Pascal, en effet, est le plus moderne des apologistes, non pas dans l’ordre des temps, mais par son genre, sa méthode et ses arguments. La seule conception de son œuvre est déjà ou implique une intuition de génie. Rien de son temps ne nécessitait une telle défense du christianisme : la critique n’était pas née ; l’incrédulité marchait dans l’ombre, timide, honteuse[1] ; le christianisme avait encore tout son crédit moral et l’Église toute son autorité extérieure. Mais dans le grand mouvement d’idées qui entraînait alors les esprits, Pascal, avec une perspicacité et une justesse étonnantes, sut démêler les tendances obscures qui devaient éclater au siècle suivant. Il avait deviné la géométrie, il devina aussi l’histoire ; son génie eut quelque chose de celui d’un prophète. Il vit d’avance les deux grands siècles qui devaient suivre le sien, le xviiie et le xixe siècle, l’un avec sa philosophie humanitaire et naturaliste, l’autre avec sa science et sa politique utilitaires, l’un et l’autre animés contrôle christianisme d’une haine mortelle ; et, cherchant des armes contre d’aussi redoutables adversaires, il écrivit les Pensées.

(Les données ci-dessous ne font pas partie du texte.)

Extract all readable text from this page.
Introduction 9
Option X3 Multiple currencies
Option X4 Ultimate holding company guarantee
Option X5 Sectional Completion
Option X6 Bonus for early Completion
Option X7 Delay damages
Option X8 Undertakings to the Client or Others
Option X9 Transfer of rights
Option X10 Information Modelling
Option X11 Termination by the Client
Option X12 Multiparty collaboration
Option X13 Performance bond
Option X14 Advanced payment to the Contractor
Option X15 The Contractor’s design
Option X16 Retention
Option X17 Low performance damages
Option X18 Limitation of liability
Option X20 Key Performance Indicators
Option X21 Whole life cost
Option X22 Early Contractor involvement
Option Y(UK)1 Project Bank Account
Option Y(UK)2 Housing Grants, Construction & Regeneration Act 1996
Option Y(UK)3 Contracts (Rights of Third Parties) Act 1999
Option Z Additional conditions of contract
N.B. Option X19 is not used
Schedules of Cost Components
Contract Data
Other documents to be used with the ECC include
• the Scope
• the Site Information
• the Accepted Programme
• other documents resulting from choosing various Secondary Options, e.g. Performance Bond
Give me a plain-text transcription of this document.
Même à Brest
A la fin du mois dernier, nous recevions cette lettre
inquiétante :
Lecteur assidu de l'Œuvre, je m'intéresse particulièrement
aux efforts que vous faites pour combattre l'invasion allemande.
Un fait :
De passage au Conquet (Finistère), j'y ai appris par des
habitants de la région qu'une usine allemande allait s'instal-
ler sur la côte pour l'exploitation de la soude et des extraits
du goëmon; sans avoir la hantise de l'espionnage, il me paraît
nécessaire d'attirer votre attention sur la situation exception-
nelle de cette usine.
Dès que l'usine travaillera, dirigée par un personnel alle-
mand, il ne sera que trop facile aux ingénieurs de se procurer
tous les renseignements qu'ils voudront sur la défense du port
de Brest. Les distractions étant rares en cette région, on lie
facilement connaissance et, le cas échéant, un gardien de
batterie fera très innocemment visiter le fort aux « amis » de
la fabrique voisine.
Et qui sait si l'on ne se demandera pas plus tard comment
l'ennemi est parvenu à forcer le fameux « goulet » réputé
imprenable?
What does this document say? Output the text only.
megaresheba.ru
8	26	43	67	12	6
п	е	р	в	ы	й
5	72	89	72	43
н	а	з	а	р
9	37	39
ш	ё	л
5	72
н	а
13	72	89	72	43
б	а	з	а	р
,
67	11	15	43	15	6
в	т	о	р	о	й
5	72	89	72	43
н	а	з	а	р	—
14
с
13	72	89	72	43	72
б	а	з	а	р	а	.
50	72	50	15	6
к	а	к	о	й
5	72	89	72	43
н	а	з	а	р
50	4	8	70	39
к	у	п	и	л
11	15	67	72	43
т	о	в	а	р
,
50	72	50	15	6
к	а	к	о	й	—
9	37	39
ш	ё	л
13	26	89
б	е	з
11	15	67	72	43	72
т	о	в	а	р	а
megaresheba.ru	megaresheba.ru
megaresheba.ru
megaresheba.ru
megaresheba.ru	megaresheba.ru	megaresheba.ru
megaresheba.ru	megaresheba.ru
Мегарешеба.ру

Et c’est aux conditions futures que son génie lui avait révélées d’avance qu’il adapte son œuvre, sa méthode et ses arguments. Ou plus exactement, à la hauteur où l’essor de son génie porte ce grand débat, il n’y a de place et de rôle que pour les raisons immuables, pour les éternels principes ; les arguments d’un ordre contingent no sauraient s’élever si haut : ils restent à mi-côte pour l’instant où le génie fléchit ; et le génie de Pascal ne fléchit jamais ;

  1. Havet. Introd. X.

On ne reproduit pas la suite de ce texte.